Placardelle-Renarde-01b

La Renarde, juillet 1915 – France. Section photographique des Armées (1915-1920) – BDIC

On dit que deux soldats de la 5e, Delattre et Lesaint, doivent passer devant un conseil de guerre [4] du régiment, présidé par le commandant Jeannelle et formé du sous-lieutenant Simon, du lieutenant Péquin rapporteur, etc. Le sergent Gibert s’est chargé de la défense. Delattre et Lesaint sont accusés d’abandon de poste alors qu’ils étaient sentinelles [5] doubles à la lisière du bois. Ils avaient quitté leur poste pour s’abriter dans la tranchée ; et c’est un peu grâce à eux que l’ennemi à l’attaque du 18 a pu s’infiltrer sur le flanc des 5e et 8e compagnies.

La nuit est délicieuse. C’est compréhensible après quatre nuits passées dans l’eau.

 


[1] Texte peu compréhensible.

[2] Pécheur Il s’agit sans doute de Jules Pêcheur, voir ci-dessous la fiche Mémoire des Hommes qui, en dehors de la date de décès (17 sept. au lieu de 19), semble correspondre.Fiche MDH-archives_I670303R
[3] Repos
: Situation des troupes combattantes qui ne sont pas affectées aux lignes. Le terme est souvent trompeur car le repos est généralement émaillé d’exercices, de manœuvres et de cérémonies (défilés, prises d’armes, etc.) qui ne permettent pas réellement aux combattants de se reposer. Pour désigner le repos véritable accordé aux unités durement engagées est créée durant la guerre l’expression « Grand repos ».
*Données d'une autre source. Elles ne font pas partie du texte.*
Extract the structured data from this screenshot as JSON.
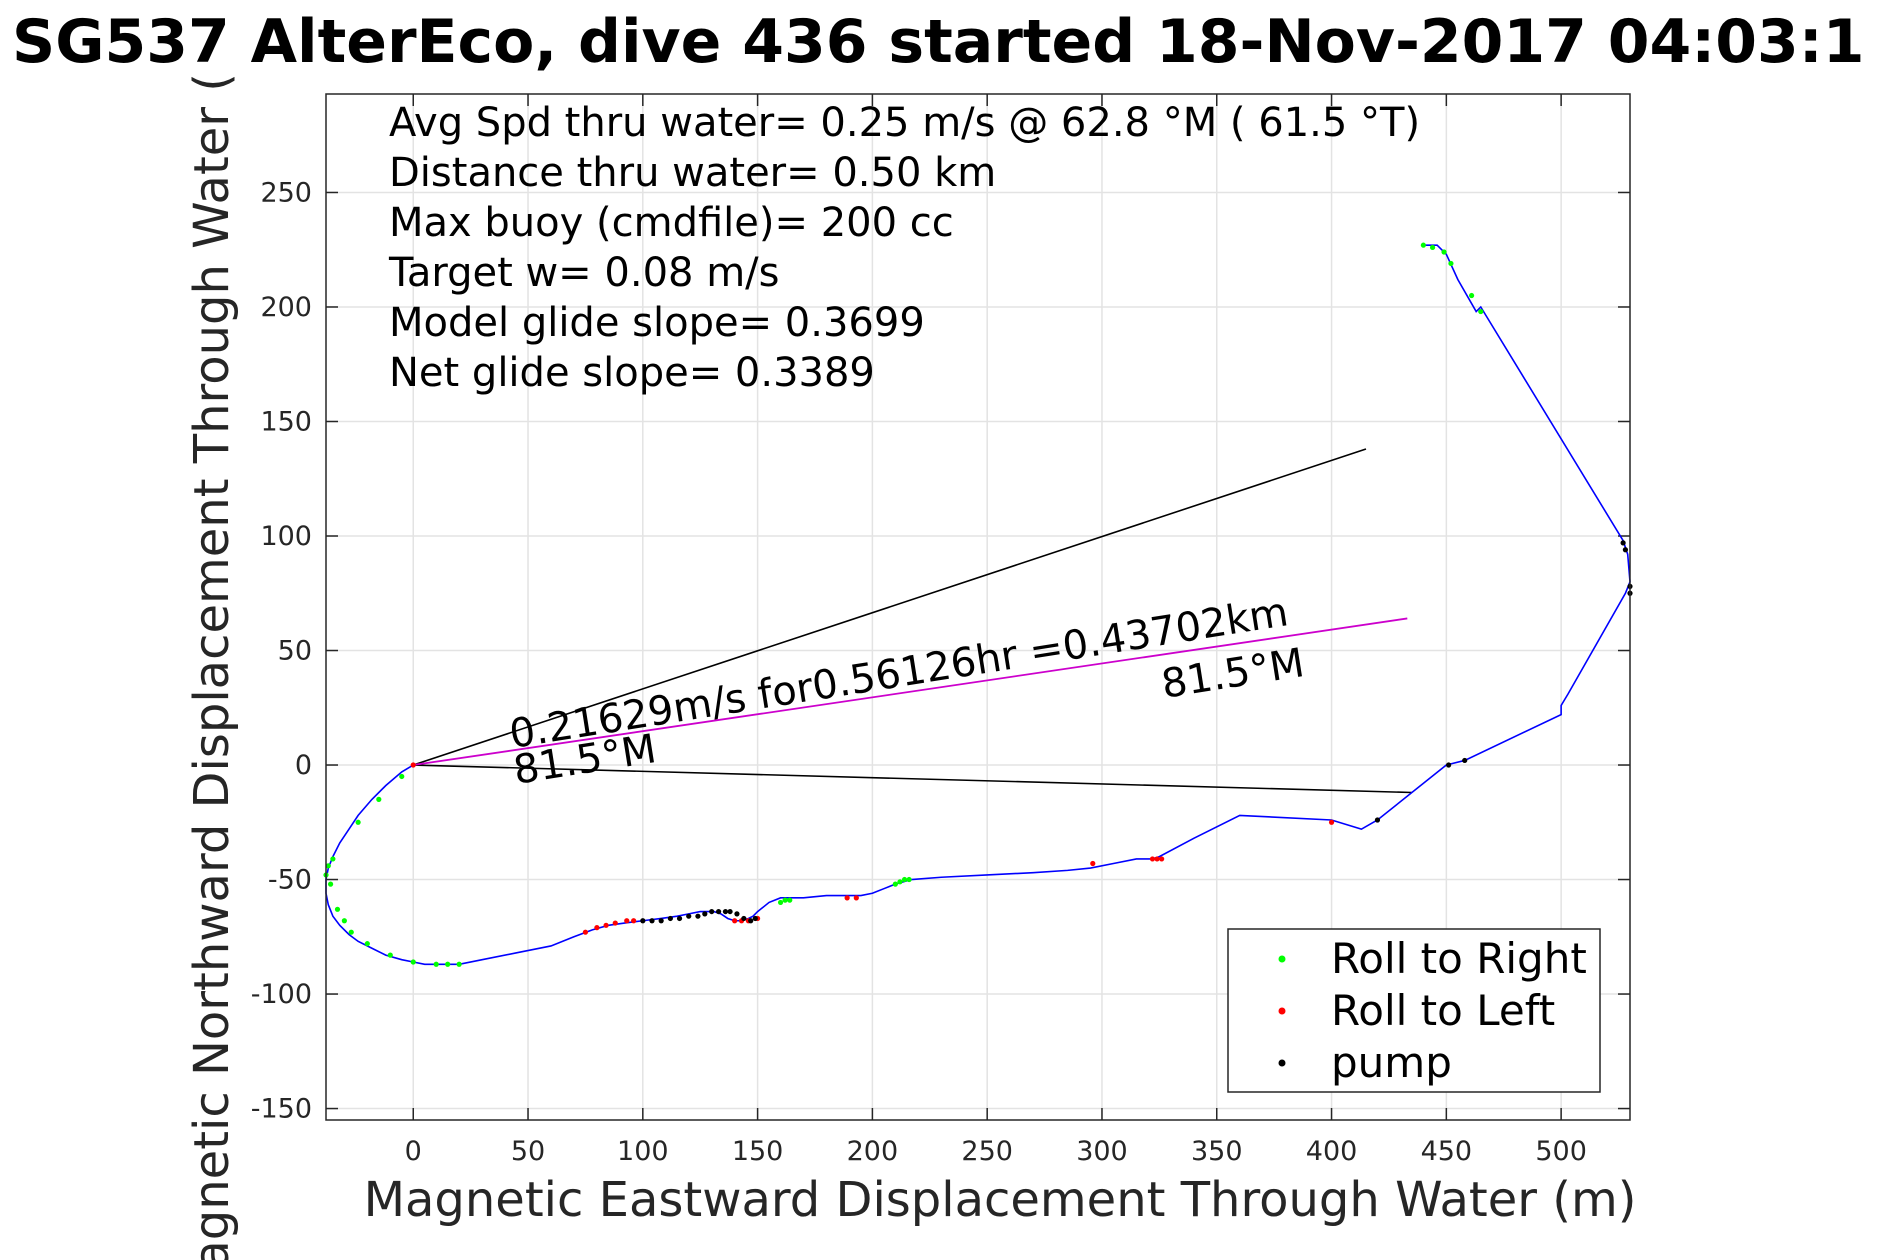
{
  "chart_data": {
    "type": "line",
    "title": "SG537 AlterEco, dive 436 started 18-Nov-2017 04:03:1",
    "xlabel": "Magnetic Eastward Displacement Through Water (m)",
    "ylabel": "Magnetic Northward Displacement Through Water (",
    "xlim": [
      -38,
      530
    ],
    "ylim": [
      -155,
      293
    ],
    "xticks": [
      0,
      50,
      100,
      150,
      200,
      250,
      300,
      350,
      400,
      450,
      500
    ],
    "yticks": [
      -150,
      -100,
      -50,
      0,
      50,
      100,
      150,
      200,
      250
    ],
    "grid": true,
    "info_lines": [
      "Avg Spd thru water=  0.25 m/s @  62.8 °M ( 61.5 °T)",
      "Distance thru water=  0.50 km",
      "Max buoy (cmdfile)= 200 cc",
      "Target w= 0.08 m/s",
      "Model glide slope= 0.3699",
      "Net glide slope= 0.3389"
    ],
    "annotations": {
      "speed_text": "0.21629m/s for0.56126hr =0.43702km",
      "heading_text_1": "81.5°M",
      "heading_text_2": "81.5°M"
    },
    "legend": {
      "position": "bottom-right",
      "entries": [
        {
          "label": "Roll to Right",
          "color": "#00ff00"
        },
        {
          "label": "Roll to Left",
          "color": "#ff0000"
        },
        {
          "label": "pump",
          "color": "#000000"
        }
      ]
    },
    "colors": {
      "track": "#0000ff",
      "current": "#cc00cc",
      "bearing_lines": "#000000"
    },
    "series": [
      {
        "name": "track",
        "x": [
          0,
          -5,
          -12,
          -18,
          -24,
          -28,
          -32,
          -35,
          -37,
          -38,
          -38,
          -37,
          -35,
          -32,
          -28,
          -24,
          -18,
          -12,
          -5,
          0,
          5,
          10,
          15,
          20,
          30,
          45,
          60,
          70,
          78,
          85,
          92,
          100,
          108,
          115,
          120,
          125,
          128,
          131,
          134,
          137,
          140,
          143,
          146,
          148,
          150,
          155,
          160,
          170,
          180,
          190,
          195,
          200,
          205,
          210,
          217,
          230,
          250,
          270,
          285,
          295,
          305,
          315,
          322,
          325,
          340,
          360,
          400,
          413,
          420,
          450,
          458,
          500,
          500,
          503,
          528,
          530,
          529,
          527,
          465,
          463,
          455,
          450,
          446,
          440
        ],
        "y": [
          0,
          -3,
          -9,
          -15,
          -22,
          -28,
          -34,
          -40,
          -45,
          -50,
          -56,
          -61,
          -66,
          -70,
          -74,
          -77,
          -80,
          -83,
          -85,
          -86,
          -87,
          -87,
          -87,
          -87,
          -85,
          -82,
          -79,
          -75,
          -72,
          -70,
          -69,
          -68,
          -67,
          -66,
          -65,
          -64,
          -64,
          -64,
          -65,
          -67,
          -68,
          -68,
          -67,
          -66,
          -64,
          -60,
          -58,
          -58,
          -57,
          -57,
          -57,
          -56,
          -54,
          -52,
          -50,
          -49,
          -48,
          -47,
          -46,
          -45,
          -43,
          -41,
          -41,
          -40,
          -32,
          -22,
          -24,
          -28,
          -24,
          0,
          2,
          22,
          26,
          31,
          75,
          80,
          92,
          98,
          200,
          198,
          212,
          223,
          227,
          227
        ]
      },
      {
        "name": "Roll to Right",
        "x": [
          -38,
          -37,
          -36,
          -35,
          -33,
          -30,
          -27,
          -24,
          -20,
          -15,
          -10,
          -5,
          0,
          10,
          15,
          20,
          160,
          162,
          164,
          210,
          212,
          214,
          216,
          440,
          444,
          449,
          452,
          461,
          465
        ],
        "y": [
          -48,
          -44,
          -52,
          -41,
          -63,
          -68,
          -73,
          -25,
          -78,
          -15,
          -83,
          -5,
          -86,
          -87,
          -87,
          -87,
          -60,
          -59,
          -59,
          -52,
          -51,
          -50,
          -50,
          227,
          226,
          224,
          219,
          205,
          198
        ]
      },
      {
        "name": "Roll to Left",
        "x": [
          0,
          75,
          80,
          84,
          88,
          93,
          96,
          140,
          143,
          146,
          150,
          189,
          193,
          296,
          322,
          324,
          326,
          400
        ],
        "y": [
          0,
          -73,
          -71,
          -70,
          -69,
          -68,
          -68,
          -68,
          -68,
          -68,
          -67,
          -58,
          -58,
          -43,
          -41,
          -41,
          -41,
          -25
        ],
        "marks": [
          true,
          true,
          true,
          true,
          true,
          true,
          true,
          true,
          true,
          true,
          true,
          true,
          true,
          true,
          true,
          true,
          true,
          true
        ]
      },
      {
        "name": "pump",
        "x": [
          100,
          104,
          108,
          112,
          116,
          120,
          124,
          127,
          130,
          133,
          136,
          138,
          141,
          144,
          147,
          149,
          420,
          451,
          458,
          527,
          528,
          530,
          530
        ],
        "y": [
          -68,
          -68,
          -68,
          -67,
          -67,
          -66,
          -66,
          -65,
          -64,
          -64,
          -64,
          -64,
          -65,
          -67,
          -68,
          -67,
          -24,
          0,
          2,
          97,
          94,
          78,
          75
        ]
      }
    ],
    "bearing_lines": [
      {
        "x": [
          0,
          415
        ],
        "y": [
          0,
          138
        ]
      },
      {
        "x": [
          0,
          435
        ],
        "y": [
          0,
          -12
        ]
      }
    ],
    "current_line": {
      "x": [
        0,
        433
      ],
      "y": [
        0,
        64
      ]
    }
  }
}
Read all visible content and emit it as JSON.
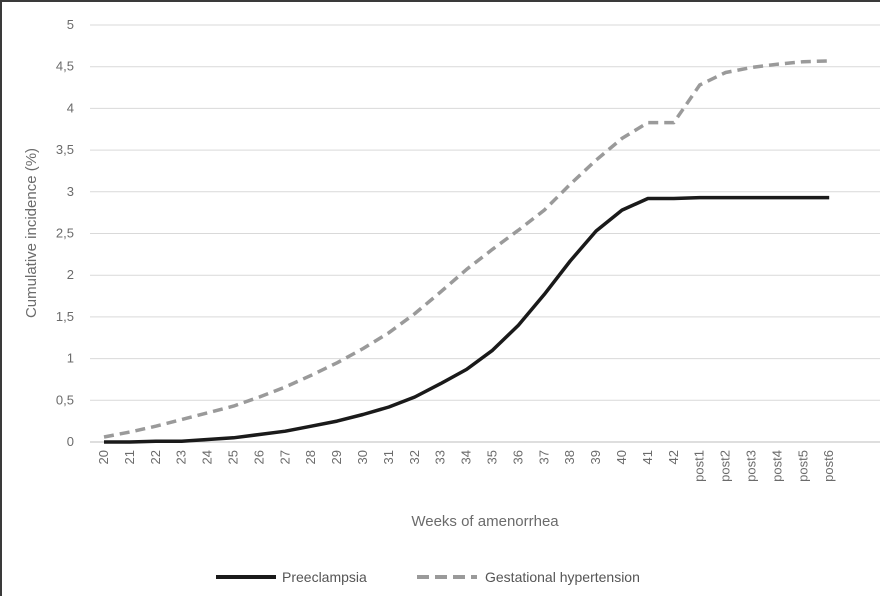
{
  "chart_data": {
    "type": "line",
    "xlabel": "Weeks of amenorrhea",
    "ylabel": "Cumulative incidence (%)",
    "ylim": [
      0,
      5
    ],
    "y_ticks": [
      "0",
      "0,5",
      "1",
      "1,5",
      "2",
      "2,5",
      "3",
      "3,5",
      "4",
      "4,5",
      "5"
    ],
    "grid": "horizontal",
    "legend_position": "bottom",
    "categories": [
      "20",
      "21",
      "22",
      "23",
      "24",
      "25",
      "26",
      "27",
      "28",
      "29",
      "30",
      "31",
      "32",
      "33",
      "34",
      "35",
      "36",
      "37",
      "38",
      "39",
      "40",
      "41",
      "42",
      "post1",
      "post2",
      "post3",
      "post4",
      "post5",
      "post6"
    ],
    "series": [
      {
        "name": "Preeclampsia",
        "color": "#1a1a1a",
        "dash": "solid",
        "values": [
          0,
          0,
          0.01,
          0.01,
          0.03,
          0.05,
          0.09,
          0.13,
          0.19,
          0.25,
          0.33,
          0.42,
          0.54,
          0.7,
          0.87,
          1.1,
          1.4,
          1.77,
          2.17,
          2.53,
          2.78,
          2.92,
          2.92,
          2.93,
          2.93,
          2.93,
          2.93,
          2.93,
          2.93
        ]
      },
      {
        "name": "Gestational hypertension",
        "color": "#9a9a9a",
        "dash": "dashed",
        "values": [
          0.06,
          0.12,
          0.19,
          0.27,
          0.35,
          0.43,
          0.54,
          0.66,
          0.8,
          0.95,
          1.12,
          1.31,
          1.54,
          1.8,
          2.07,
          2.31,
          2.54,
          2.78,
          3.09,
          3.38,
          3.64,
          3.83,
          3.83,
          4.28,
          4.43,
          4.49,
          4.53,
          4.56,
          4.57
        ]
      }
    ]
  }
}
[4] Conseil de guerre : Tribunal militaire prévu par le Code de Justice Militaire de 1857, destiné à juger les crimes et délits commis par des militaires. Il est formé de cinq juges, tous officiers, et ses séances, publiques, durent généralement moins d’une journée. Il existe des Conseils de Guerre d’Armée, de Corps d’Armée, de Division et de Place. Au début de la guerre sont mis en place des Conseils de guerre spéciaux improprement nommés « cours martiales ».

[5] Sentinelles : Soldat qui fait le guet pour la garde d’un camp, d’une place, d’un palais, etc.